The scene is Cape Town, the time, very recent, and gentle archivist (and erstwhile activist) Macaulay Vogel is surprised to be telephoned at home by Deputy Minister D. K. Biyela. Secret security documents had been seized from the home of a retired general, who had apparently retained them for blackmail purposes, perhaps to protect himself and other high officers from prosecution. Only Vogel, implies the jovial D. K., may be trusted with such possibly contentious information. He’s to have an indefinite leave of absence from the State Archives, and has been given a special room at the Castle in which to study and organise the files.

Vogel is delighted, even though the task is messy and somewhat overwhelming — until he suddenly comes upon a minutely detailed surveillance file about himself, and fails to recognise the youthful Macaulay Vogel. Who had he been? How had he evolved into the self he now is? Driven to find answers he revisits old friends, comrades and even opponents from the struggle days, only to discover that no one wants the past raked up any more. Those faced with his persistent, increasingly desperate questioning try to laugh him out of it. When he won’t be fobbed off, they become hostile. And still he can’t stop searching for the truth — a process paralleled by the excavation in central Cape Town of what may have been a secret slave burial pit. The disinterment occasions much racial and social anger, and violence threatens, the atmosphere thickened by brutal summer heat and the choking smoke and cinders from fires ravaging Table Mountain.

If Vogel has questions about his background, so do we. Why is he so solitary, living alone in the old family home, as dark and cavernous within as the sunlit street outside is garish? Who is the mysterious Marda, and why does he buy those extravagant bunches of flowers each week? And what is the skeleton, perhaps also one that has slave or racial connections, that Vogel keeps buried deep in his past?

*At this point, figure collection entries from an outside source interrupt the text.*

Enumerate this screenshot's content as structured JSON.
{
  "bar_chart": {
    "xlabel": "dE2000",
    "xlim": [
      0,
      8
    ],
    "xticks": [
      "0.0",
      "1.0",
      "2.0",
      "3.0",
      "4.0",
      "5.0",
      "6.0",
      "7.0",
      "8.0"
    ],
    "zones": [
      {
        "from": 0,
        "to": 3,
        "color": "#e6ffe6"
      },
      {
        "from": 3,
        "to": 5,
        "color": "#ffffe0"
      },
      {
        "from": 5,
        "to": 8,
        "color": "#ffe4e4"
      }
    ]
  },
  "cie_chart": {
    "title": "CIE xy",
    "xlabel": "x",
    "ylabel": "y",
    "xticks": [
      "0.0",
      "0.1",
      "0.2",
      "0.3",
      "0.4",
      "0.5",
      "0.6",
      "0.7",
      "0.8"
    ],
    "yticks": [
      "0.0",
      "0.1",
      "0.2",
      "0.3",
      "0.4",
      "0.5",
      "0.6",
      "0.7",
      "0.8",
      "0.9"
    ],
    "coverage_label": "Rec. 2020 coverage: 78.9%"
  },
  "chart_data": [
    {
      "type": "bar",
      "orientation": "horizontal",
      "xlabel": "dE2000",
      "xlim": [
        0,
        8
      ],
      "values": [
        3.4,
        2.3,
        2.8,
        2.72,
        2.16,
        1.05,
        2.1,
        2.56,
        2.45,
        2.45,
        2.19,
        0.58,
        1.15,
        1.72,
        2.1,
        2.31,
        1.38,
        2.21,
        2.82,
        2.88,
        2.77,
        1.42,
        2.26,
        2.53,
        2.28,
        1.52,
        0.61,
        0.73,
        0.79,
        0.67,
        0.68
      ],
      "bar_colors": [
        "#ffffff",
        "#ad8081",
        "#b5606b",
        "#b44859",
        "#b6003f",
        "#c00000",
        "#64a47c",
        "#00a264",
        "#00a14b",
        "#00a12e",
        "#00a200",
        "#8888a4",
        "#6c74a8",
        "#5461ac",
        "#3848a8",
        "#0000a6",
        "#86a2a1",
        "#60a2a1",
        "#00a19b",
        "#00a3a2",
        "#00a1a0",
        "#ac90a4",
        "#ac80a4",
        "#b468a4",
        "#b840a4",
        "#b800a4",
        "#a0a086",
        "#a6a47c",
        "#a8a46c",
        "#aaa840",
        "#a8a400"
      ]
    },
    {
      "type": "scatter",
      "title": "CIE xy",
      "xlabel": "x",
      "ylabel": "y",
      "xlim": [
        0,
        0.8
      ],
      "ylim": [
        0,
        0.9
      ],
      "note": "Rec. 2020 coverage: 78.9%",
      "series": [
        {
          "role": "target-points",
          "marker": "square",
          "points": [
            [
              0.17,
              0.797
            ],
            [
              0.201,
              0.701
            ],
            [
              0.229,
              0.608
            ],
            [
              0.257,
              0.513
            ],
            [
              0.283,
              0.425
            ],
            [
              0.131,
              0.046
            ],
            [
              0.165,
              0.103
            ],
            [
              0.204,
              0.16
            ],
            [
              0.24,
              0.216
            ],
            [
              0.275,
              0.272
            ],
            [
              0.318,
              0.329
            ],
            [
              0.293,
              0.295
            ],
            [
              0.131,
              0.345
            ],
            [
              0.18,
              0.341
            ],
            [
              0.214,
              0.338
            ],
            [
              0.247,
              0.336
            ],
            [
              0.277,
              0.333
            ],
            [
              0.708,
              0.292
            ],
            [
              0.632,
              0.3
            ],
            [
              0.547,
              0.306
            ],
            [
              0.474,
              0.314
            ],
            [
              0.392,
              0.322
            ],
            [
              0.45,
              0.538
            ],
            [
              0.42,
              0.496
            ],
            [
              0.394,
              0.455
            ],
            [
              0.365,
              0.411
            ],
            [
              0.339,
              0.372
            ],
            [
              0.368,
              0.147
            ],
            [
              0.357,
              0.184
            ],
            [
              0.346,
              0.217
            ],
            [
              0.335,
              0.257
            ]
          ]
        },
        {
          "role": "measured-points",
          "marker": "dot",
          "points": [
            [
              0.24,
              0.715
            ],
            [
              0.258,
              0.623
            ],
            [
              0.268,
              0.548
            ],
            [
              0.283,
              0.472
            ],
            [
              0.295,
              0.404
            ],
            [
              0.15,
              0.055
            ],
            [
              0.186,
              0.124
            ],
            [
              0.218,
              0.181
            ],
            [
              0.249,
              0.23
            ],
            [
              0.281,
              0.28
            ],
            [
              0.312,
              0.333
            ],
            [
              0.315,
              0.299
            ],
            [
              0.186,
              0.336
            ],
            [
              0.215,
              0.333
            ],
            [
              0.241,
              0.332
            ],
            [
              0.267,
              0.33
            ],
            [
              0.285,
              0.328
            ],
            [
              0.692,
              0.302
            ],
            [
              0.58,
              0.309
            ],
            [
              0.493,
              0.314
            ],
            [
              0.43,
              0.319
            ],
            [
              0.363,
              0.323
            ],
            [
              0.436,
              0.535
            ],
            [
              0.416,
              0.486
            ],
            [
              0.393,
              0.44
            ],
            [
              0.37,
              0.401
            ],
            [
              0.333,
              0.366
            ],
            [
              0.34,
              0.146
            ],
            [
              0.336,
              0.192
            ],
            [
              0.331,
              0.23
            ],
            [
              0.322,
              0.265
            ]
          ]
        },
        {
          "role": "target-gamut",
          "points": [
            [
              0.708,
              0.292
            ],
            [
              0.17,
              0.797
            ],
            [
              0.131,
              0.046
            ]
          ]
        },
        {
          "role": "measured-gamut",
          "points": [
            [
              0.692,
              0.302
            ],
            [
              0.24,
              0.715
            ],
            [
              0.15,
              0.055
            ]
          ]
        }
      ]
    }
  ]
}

This is a powerful novel, ironic and sorrowful in its rendering of today’s South Africa, loving in its evocation of Cape Town, movingly humane in its examination of the corrosive effect on a sensitive human being of secrets kept too long, of hopes and ideals destroyed and of lost love. It tells believably of an idealist who, lacking the cynicism to “move with the times” like his former comrades, is losing his way, his grasp on reality and, eventually — or so it seems — his sanity. Thoroughly gripping — although it would have been nice not to be brought up short every so often by sloppy proof-reading.